When we move from the Gospels to the Epistles, an explicit articulation of the substitutionary nature of the death of Christ appears. When one considers the many instances in which the Apostles explain the death of Christ, it is incontrovertible that the doctrine of substitutionary atonement is the Apostolic doctrine of the atonement. In what is perhaps the clearest exposition of the death of Christ, the Apostle Paul teaches the vicarious sacrifice of the Savior when he declares, “For our sake he made him to be sin who knew no sin, so that in him we might become the righteousness of God” (2 Cor. 5:21). Likewise, the Apostle Peter explained that Jesus “himself bore our sins in his body on the tree, that we might die to sin and live to righteousness” (1 Peter 2:24).
Behind the Apostolic interpretation of the death of the Savior is the Old Testament teaching on the atonement. The prophet Isaiah, in speaking of the Suffering Servant, foretold of the sufferings that Jesus would undergo in the place of His people: “He was pierced for our transgressions; he was crushed for our iniquities; upon him was the chastisement that brought us peace, and with his wounds we are healed” (Isa. 53:5). All of Israel’s prophets alluded to the substitutionary nature of the work of the Redeemer when they spoke of the work of redemption. This, of course, also has its foundation in the nature of Old Testament sacrifice.

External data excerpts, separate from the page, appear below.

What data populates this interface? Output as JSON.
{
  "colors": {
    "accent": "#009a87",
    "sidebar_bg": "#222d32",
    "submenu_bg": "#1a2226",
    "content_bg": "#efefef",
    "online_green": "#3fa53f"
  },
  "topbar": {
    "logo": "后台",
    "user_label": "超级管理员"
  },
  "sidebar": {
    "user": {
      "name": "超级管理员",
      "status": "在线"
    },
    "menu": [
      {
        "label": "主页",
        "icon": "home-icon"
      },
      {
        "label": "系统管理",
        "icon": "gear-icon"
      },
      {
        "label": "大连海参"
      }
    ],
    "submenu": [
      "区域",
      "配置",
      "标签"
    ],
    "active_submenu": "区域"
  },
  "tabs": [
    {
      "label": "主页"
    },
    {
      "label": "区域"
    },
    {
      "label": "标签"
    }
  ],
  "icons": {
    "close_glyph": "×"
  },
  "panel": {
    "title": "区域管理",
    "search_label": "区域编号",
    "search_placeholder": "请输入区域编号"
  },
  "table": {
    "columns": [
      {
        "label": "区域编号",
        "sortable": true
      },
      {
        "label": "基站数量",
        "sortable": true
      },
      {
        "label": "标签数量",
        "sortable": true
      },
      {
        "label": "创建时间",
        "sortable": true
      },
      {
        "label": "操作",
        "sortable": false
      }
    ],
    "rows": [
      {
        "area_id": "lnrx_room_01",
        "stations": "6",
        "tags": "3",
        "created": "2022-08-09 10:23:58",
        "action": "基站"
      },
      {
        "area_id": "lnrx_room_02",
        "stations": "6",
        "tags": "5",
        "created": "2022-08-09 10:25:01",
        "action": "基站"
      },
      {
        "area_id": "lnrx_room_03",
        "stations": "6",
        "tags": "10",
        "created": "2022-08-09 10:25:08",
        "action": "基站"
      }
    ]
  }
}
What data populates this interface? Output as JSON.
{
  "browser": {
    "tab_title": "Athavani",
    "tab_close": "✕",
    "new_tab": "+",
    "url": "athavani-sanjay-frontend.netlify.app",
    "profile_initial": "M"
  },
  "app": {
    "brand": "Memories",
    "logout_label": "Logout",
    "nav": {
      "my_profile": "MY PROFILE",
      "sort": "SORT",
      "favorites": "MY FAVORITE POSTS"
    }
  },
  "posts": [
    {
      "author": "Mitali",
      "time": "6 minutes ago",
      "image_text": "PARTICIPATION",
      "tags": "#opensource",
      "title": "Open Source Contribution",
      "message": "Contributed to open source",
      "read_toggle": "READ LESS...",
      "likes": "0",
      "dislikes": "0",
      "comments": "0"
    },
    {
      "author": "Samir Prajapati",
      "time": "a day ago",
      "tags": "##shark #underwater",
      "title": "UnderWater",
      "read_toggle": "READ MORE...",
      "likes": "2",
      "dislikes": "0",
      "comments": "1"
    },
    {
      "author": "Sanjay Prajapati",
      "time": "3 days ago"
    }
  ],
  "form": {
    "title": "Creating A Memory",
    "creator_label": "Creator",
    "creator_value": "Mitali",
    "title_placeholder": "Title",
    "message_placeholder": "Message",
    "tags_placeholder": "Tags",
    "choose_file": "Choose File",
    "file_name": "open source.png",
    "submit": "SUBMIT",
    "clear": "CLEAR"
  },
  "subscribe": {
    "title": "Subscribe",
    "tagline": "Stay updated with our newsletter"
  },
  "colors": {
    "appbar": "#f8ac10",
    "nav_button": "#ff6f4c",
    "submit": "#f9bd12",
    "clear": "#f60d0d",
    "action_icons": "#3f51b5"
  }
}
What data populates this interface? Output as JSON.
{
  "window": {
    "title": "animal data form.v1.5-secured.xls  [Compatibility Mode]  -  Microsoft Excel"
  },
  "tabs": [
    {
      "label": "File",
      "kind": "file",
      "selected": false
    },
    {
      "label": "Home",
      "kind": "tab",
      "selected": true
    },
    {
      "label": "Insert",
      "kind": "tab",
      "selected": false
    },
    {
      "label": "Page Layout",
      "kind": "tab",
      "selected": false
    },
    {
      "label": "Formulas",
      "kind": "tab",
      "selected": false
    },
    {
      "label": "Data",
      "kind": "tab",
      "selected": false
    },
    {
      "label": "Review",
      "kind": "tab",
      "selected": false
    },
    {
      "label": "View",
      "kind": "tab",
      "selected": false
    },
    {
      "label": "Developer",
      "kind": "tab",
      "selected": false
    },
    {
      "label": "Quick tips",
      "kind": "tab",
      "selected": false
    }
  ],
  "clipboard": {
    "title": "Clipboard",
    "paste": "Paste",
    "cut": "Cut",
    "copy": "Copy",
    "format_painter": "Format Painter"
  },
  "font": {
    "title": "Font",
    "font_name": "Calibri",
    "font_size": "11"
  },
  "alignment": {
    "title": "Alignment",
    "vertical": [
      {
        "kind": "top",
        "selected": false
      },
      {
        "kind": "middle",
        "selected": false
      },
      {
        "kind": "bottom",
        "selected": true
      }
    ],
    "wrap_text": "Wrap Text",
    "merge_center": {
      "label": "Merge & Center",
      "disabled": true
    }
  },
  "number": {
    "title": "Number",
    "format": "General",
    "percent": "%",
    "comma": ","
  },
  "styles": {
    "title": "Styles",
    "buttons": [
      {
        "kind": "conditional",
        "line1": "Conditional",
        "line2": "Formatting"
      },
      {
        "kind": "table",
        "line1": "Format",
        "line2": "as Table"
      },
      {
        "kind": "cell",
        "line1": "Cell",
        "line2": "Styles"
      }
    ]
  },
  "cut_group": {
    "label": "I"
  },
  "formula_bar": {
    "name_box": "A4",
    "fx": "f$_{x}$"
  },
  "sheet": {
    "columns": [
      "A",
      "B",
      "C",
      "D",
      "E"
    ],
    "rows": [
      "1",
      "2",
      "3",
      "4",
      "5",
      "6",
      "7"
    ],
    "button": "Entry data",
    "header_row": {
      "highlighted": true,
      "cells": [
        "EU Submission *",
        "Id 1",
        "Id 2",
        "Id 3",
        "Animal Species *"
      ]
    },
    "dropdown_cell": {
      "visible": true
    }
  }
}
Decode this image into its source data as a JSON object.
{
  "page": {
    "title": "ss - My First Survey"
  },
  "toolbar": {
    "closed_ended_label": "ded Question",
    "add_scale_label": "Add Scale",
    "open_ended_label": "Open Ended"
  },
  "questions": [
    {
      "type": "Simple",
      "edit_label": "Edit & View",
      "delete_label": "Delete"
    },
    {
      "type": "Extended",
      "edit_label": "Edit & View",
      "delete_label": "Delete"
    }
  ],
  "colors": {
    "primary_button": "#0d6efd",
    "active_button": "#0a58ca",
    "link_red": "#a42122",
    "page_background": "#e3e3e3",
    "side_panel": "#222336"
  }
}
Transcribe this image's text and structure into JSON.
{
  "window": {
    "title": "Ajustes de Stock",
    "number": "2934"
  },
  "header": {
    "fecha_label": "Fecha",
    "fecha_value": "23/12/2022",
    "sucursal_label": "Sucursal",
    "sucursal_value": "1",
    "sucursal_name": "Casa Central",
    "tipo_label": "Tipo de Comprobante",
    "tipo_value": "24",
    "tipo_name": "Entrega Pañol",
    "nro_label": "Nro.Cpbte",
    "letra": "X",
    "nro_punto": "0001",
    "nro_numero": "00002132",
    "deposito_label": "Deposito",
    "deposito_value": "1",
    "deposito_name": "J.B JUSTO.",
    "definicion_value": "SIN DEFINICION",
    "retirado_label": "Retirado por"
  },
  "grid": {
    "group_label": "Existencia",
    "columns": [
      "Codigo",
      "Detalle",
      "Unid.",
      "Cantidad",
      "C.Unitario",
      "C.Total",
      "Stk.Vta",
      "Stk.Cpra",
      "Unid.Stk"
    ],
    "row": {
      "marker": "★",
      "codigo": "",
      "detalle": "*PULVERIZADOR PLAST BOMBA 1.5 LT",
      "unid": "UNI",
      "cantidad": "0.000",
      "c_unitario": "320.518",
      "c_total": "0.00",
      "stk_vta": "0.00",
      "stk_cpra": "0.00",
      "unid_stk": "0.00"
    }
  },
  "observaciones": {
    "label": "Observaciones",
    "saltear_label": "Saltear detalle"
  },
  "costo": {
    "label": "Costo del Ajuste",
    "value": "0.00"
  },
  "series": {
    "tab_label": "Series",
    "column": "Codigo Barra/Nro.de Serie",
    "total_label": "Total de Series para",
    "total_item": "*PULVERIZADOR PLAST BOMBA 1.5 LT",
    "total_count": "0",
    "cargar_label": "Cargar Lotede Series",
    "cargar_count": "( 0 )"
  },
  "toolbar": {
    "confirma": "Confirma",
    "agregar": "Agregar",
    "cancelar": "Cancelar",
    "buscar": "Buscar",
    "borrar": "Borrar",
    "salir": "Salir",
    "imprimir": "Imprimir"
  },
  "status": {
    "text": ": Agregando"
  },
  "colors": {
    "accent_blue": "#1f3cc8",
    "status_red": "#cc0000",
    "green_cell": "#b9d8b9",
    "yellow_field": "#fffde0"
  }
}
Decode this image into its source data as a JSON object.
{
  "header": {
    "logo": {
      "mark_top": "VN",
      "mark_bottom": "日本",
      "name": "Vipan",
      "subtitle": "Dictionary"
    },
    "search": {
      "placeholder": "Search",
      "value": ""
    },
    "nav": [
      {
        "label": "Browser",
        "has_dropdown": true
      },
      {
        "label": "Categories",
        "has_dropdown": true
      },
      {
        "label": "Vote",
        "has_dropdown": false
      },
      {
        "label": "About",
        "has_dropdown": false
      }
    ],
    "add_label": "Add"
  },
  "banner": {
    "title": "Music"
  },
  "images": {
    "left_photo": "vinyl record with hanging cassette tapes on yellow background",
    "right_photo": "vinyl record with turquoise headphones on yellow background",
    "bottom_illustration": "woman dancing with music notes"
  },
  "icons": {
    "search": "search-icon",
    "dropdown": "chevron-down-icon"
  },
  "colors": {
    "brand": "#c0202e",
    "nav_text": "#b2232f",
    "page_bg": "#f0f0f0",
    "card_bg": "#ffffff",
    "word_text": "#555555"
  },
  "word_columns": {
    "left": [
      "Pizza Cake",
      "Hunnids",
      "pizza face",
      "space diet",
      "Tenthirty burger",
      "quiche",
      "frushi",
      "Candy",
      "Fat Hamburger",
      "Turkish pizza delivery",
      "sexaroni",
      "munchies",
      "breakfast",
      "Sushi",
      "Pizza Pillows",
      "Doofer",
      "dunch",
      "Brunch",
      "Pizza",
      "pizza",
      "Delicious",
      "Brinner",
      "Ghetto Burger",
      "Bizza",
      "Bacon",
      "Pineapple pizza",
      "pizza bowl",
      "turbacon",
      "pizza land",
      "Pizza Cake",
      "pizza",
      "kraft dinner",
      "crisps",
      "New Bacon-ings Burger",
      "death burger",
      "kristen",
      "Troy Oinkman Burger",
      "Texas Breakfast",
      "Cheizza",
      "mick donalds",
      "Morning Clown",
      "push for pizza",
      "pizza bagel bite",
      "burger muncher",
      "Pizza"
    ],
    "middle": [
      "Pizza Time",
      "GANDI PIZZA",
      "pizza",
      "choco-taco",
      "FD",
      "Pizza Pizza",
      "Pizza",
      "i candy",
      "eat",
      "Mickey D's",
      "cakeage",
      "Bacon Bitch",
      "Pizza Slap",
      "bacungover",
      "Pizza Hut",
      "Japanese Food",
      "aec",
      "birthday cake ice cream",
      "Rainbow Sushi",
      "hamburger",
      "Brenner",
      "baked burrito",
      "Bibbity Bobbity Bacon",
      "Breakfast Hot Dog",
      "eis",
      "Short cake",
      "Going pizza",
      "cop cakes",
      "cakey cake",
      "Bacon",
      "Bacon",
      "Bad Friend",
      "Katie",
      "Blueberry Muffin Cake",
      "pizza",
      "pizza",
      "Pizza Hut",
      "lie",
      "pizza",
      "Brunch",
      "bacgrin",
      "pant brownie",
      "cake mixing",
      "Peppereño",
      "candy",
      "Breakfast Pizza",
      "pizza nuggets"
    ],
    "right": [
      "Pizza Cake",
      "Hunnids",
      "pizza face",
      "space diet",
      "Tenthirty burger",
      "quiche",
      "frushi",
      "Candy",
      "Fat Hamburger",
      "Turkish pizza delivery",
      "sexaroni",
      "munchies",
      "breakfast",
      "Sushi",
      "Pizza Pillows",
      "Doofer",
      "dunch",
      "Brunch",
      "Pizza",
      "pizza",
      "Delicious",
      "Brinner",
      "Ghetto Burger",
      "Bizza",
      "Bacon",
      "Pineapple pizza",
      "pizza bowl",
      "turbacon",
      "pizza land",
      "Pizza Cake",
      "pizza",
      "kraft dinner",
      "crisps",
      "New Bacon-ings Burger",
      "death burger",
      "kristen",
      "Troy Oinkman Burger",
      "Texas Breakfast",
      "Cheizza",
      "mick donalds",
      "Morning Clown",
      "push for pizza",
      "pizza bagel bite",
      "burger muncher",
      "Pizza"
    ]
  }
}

In his Reformed Dogmatics, Herman Bavinck explains the significance of the old covenant sacrificial system for seeking to understand the sacrifice of Christ:
The New Testament views Christ’s death as a sacrifice and the fulfillment of the Old Testament sacrificial cult. He is the true covenant sacrifice; just as the old covenant was confirmed by the covenant sacrifice (Ex. 24:3–11), so the blood of Christ is the blood of the new covenant (Matt. 26:28; Mark 14:24; Heb. 9:13f.). Christ is a sacrifice (θυσια, זֶבַח), the sacrificial victim for our sins (Eph. 5:2; Heb. 9:26; 10:12), an offering (προσφορα, δωρον; מִנְחָה קָרְבָּן; Eph. 5:2; Heb. 10:10, 14, 18); a ransom (λυτρον, ἀντιλυτρον; Matt. 20:28; Mark 10:45; 1 Tim. 2:6) and therefore denoting the price of release, a ransom to purchase someone’s freedom from prison, and hence a means of atonement, a sacrifice by which to cover other people’s sin and so to save them from death. He is a payment (τιμη, 1 Cor. 6:20; 7:23; 1 Peter 1:18–19), the price paid for the purchase of someone’s freedom; a sin offering that was made to be sin for us (2 Cor. 5:21; 1 John 2:2; 4:10); the paschal lamb that was slain for us (John 19:36; 1 Cor. 5:7), the Lamb of God who takes away the sin of the world and is slain to that end (John 1:29, 36; Acts 8:32; 1 Peter 1:19; Rev. 5:6; etc.). He is an expiation (ἱλαστηριον, Rom. 3:25), a sacrifice of atonement (θυμα), a curse (καταρα, Gal. 3:13) who took over from us the curse of the law, like the serpent in the wilderness lifted high on the cross (John 3:14; 8:28; 12:33) and like a grain of wheat dying in the earth in order thus to bear much fruit (John 12:24).1
WHAT’S IN A PREPOSITION?
When I was in seminary, I had a professor who would tell the students that the most important parts of speech when studying the Old Testament in Hebrew and the New Testament in Greek are the pronouns, conjunctions, and prepositions. The doctrine of the substitutionary atonement is seen most clearly in the Scriptural use of the prepositions associated with the death of Christ. For instance, in Galatians 2:20, the Apostle Paul says, “The Son of God . . . loved me and gave Himself for me.” When Jesus teaches His disciples about His forthcoming death, He says, “The Son of Man did come not to be served, but to serve, and to give his life as a ransom for many” (Mark 10:45). Geerhardus Vos explains the importance of understanding these prepositions:
Besides ὑπέρ, ἀντί also appears, which always means “in the place of” (Matt. 20:28; Mark 10:45). Obviously, ἀντί in no way excludes ὑπέρ. That Christ gave Himself as a substitute for His own is not only well understandable along with the fact that He gave Himself for their benefit but also directly includes the latter consideration . . . in more than one place ὑπέρ itself has the full force of ἀντί (cf. 2 Cor. 5:20–21; Philem. 13; 2 Cor. 5:14). Here, too, we again have the same result: What Christ did as priest, He did as the substitutionary Surety of believers and, precisely for that reason, did before God and not toward man.2
A WILLING SACRIFICE
On one occasion, Jesus explained the nature of His death under the figure of the Shepherd laying down his life for the sheep. In that discourse, Jesus taught that His forthcoming death was voluntary. He said: “I lay down my life that I may take it up again. No one takes it from me, but I lay it down of my own accord. I have authority to lay it down, and I have authority to take it up again” (John 10:17–18). He went on to say that He had received the command to lay down His life for the sheep from His Father. However, the perfect harmony that He had with His Father was manifested in His laying down His life for His people of His own accord. It is for this reason that any insistence of divine child abuse must be rejected wholesale. The Son of God eternally loved His own and willingly laid down His life for His people in order to save them from the eternal wrath of God.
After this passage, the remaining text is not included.